Traveller, Nomadic and Migrant Education presents international accounts of approaches to educating mobile communities such as circus and fairground people, herders, hunters, Roma and Travellers. The chapters focus on three key dimensions of educational change: the client group moving from school to school; those schools having their demographics changed and seeking to change the mobile learners; and these learners contributing to fundamental change to the nature of schooling.
The book brings together decades of research into the challenges and opportunities presented by mobile learners interacting with educational systems predicated on fixed residence. It identifies several obstacles to those learners receiving an equitable education, including negative stereotypes and centuries-old prejudice. Yet the book also explores a number of educational innovations that bring mobility and schooling together, ranging from specialised literacy programs and distance and online education to mobile schools and specially trained teachers. These innovations allow us to think differently about how education can and should be, for mobile and non-mobile learners alike.

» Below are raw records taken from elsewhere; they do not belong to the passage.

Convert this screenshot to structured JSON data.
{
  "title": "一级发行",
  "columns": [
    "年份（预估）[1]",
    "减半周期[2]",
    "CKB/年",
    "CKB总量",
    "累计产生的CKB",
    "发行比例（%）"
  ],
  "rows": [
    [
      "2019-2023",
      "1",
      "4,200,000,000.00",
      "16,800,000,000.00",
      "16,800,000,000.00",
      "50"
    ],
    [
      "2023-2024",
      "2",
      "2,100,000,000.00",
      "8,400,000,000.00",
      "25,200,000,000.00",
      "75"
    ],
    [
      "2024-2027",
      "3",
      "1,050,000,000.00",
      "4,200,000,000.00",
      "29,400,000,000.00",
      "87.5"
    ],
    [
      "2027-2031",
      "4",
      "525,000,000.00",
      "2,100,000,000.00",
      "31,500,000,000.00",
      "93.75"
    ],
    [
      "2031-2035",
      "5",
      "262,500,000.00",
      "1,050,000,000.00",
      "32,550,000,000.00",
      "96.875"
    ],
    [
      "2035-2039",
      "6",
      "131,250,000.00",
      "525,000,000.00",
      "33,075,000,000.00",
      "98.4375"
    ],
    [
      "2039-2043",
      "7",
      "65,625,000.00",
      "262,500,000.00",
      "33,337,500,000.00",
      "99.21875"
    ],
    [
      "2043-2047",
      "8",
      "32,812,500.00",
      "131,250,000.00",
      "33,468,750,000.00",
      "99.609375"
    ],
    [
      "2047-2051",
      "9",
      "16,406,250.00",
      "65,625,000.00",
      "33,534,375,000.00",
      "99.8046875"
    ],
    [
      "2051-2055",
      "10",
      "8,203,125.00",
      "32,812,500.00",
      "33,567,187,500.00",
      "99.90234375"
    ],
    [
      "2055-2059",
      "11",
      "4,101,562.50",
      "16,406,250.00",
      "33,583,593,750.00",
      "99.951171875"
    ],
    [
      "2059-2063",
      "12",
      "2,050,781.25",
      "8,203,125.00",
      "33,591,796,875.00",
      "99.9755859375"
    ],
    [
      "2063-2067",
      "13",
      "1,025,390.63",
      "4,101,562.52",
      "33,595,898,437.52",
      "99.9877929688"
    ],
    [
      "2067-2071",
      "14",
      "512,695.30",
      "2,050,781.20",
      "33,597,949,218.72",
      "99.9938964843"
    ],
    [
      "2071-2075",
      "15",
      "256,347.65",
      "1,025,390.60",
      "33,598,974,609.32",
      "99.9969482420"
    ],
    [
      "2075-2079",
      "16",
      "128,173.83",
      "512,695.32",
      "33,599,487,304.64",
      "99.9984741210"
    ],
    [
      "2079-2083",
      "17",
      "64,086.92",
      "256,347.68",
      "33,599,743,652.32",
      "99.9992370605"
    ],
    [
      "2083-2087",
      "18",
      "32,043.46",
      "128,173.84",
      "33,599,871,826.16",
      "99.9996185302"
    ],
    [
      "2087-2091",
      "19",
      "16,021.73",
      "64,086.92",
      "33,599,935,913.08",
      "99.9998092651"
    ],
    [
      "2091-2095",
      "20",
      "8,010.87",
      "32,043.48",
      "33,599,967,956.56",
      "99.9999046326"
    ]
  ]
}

Foreword: Migrant Education as World Model. Jean-Pierre Liégeois. Preface. William Binchy. Acknowledgments. Editorial Introduction: Three Dimensions of Changing Schools. Máirín Kenny and Patrick Alan Danaher 1. Moving Lives: A Reflective Account of a Three Generation Travelling Attractionist Family in Italy Francesca Gobbo 2. Inclusive Education for Children and Young People with Interrupted Learning in Scotland Pauline Padfield and Gillian Cameron 3. Itinerant Farm Workers’ Children in Australia: Learning from the Experiences of One Family Robyn Henderson 4. Cultural Difference or Subversion in England: A Question of Perspective Martin Levinson 5. Promoting Educational Access for the Indigenous Reindeer Herders, Fisherpeople and Hunters in the Nomadic Schools of Yakutia, Russian Federation Vassily A. Robbek, Feodisia V. Gabysheva, Rozalia S. Nikitina and Natalia V. Sitnikova 6. Australian Romani Wendy Morrow 7. The Telesis of Nigerian Nomadic Education Abdurrahman Umar and Gidado Tahir 8. Irish Travellers, Identity and the Education System Máirín Kenny and Alice Binchy 9. The Revitalisation of a Threatened Indigenous Language: The Case of the Sami People in Norway Kamil Özerk 10. Paradoxes in Policy: Mixed Messages for Fairground and Gypsy Traveller Families in England Cathy Kiddle 11. Australian Circus People Beverley Moriarty 12. Against the Odds: Roma Population Schooling in Spain Manuel Souto Otero 13. Schooling and the Rabaris of Kachchh in India: The Need for Change Caroline Dyer 14. Inclusion Versus Specialisation: Issues in Transforming the Education of Australian Show Children Geoff Danaher and Patrick Alan Danaher. Conclusion: Whither Changing Schools? Judith Remy Leder. Respondent’s Text Judith A. Gouwens
"Changing Schools addresses an important matter for teachers, principals and policymakers: the teaching of children who need to change schools frequently due to the lifestyle of their families. This is a fascinating book that will help those who teach, or prepare teachers to teach, travelling children. Furthermore, it will broaden every teacher’s mind and set them thinking about the diversity of circumstances that are available to their profession." -- Professor Terry Evans, Associate Dean (research) Faculty of Education, Deakin University
"This book will interest educationists no doubt, but more than that it would also open up a new avenue in migration research to unravel a hitherto little known marginalized group of migrants." -- Binod Khadria, Jawaharlal Nehru University, India, and author of The Migration of Knowledge Workers (1999)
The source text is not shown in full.